Повести и рассказы писателей Румынии (Войкулеску, Деметриус) - страница 81

— Ну, что же ты, — воскликнула Кати, — ахай, ужасайся! — Она снова прикорнула там, где прежде согрела местечко: облокотилась о мои колени, уронила голову, так что волосы закрыли лицо. — А я пока погреюсь. Обними меня покрепче за плечи…

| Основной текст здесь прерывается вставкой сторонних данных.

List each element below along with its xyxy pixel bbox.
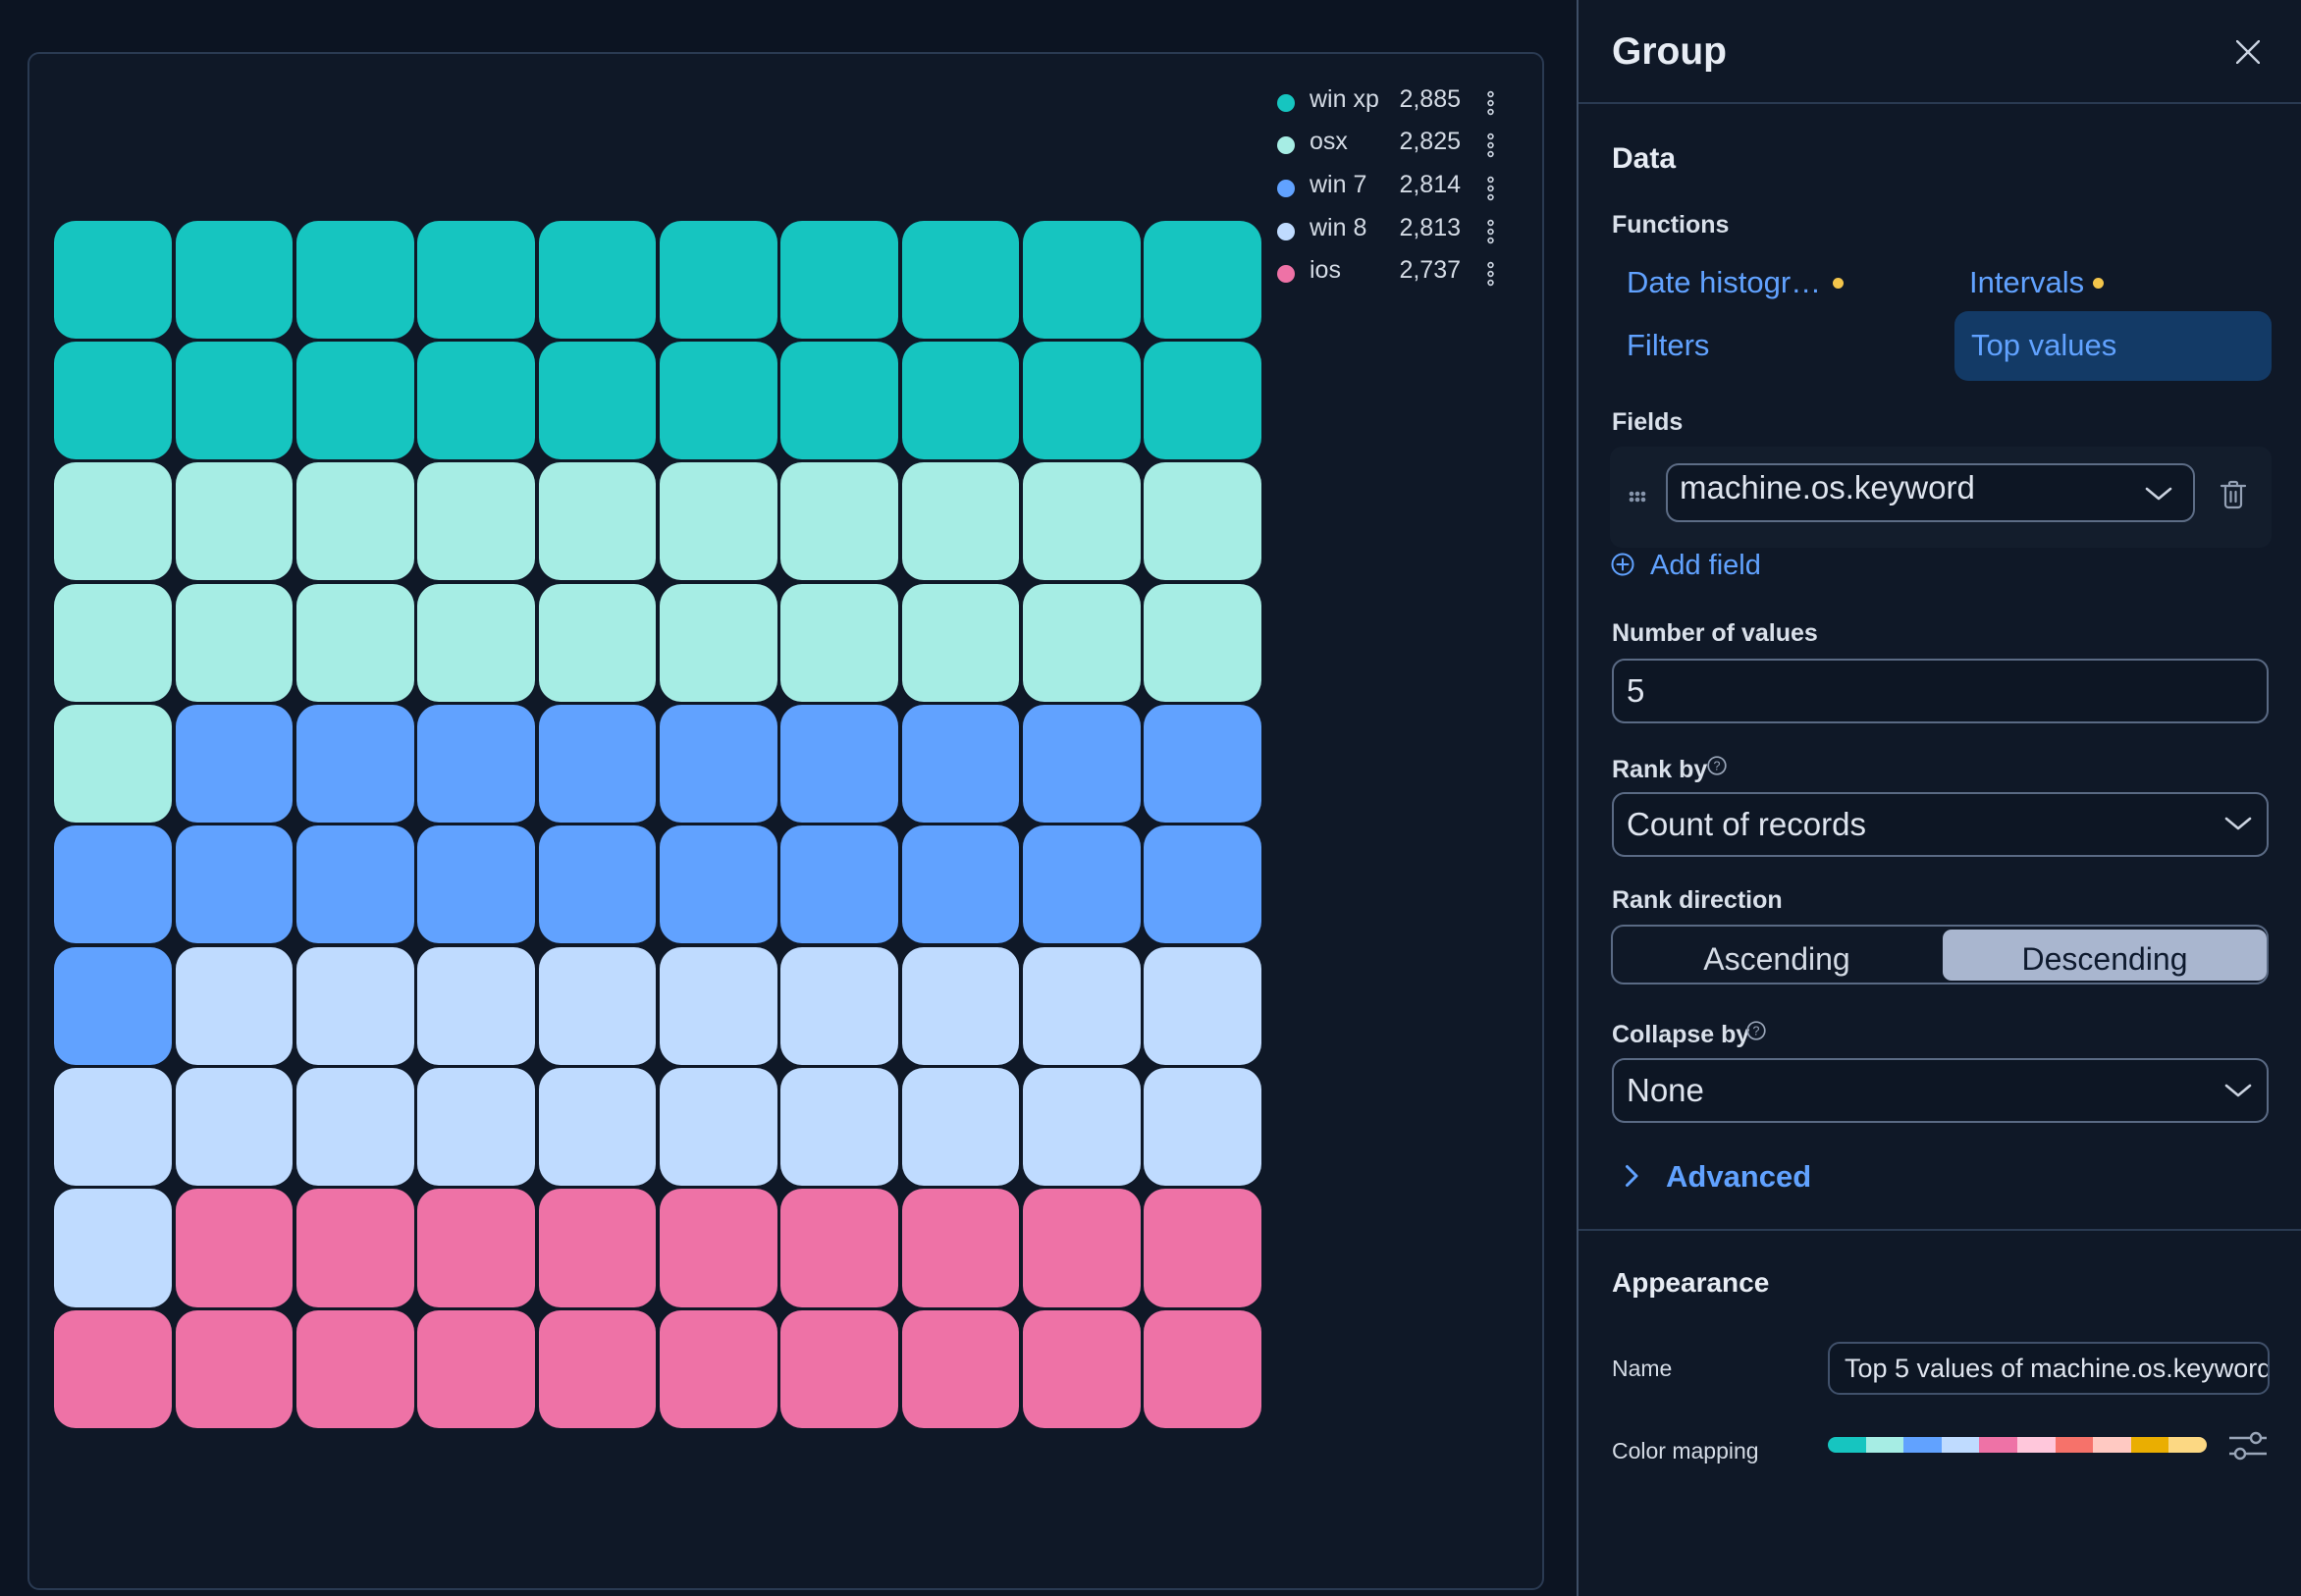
svg-text:?: ? [1714, 760, 1721, 773]
svg-text:?: ? [1753, 1025, 1760, 1038]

Она говорила серьезно, но и с некоторым кокетством, как женщина, уверенная в своей власти, словно наперед знала, что в конечном счете важна только ее воля; потом вдруг Кати разрыдалась, и я почувствовал ее слезы сквозь ткань брюк. Темные силуэты деревьев медленно наступали на нас, небо же отдалилось, стало прозрачным, словно хрупкая ледяная корка подернула чистые воды. А тишина была рядом с нами, словно третье живое существо, но не вторгалась в наши души. «Чего она ждет от меня? — мучился я. — Помощи? Но чем я могу помочь ей?» Меня потрясло известие, что она уезжает, потрясло больше, чем все остальное. После долгого молчания я сказал совсем другое:

— Значит, завтра ты уезжаешь…

— Да, — ответила она. — Решено окончательно.

— Итак все, что выпало на мою долю, — тот вечер и сегодняшний день.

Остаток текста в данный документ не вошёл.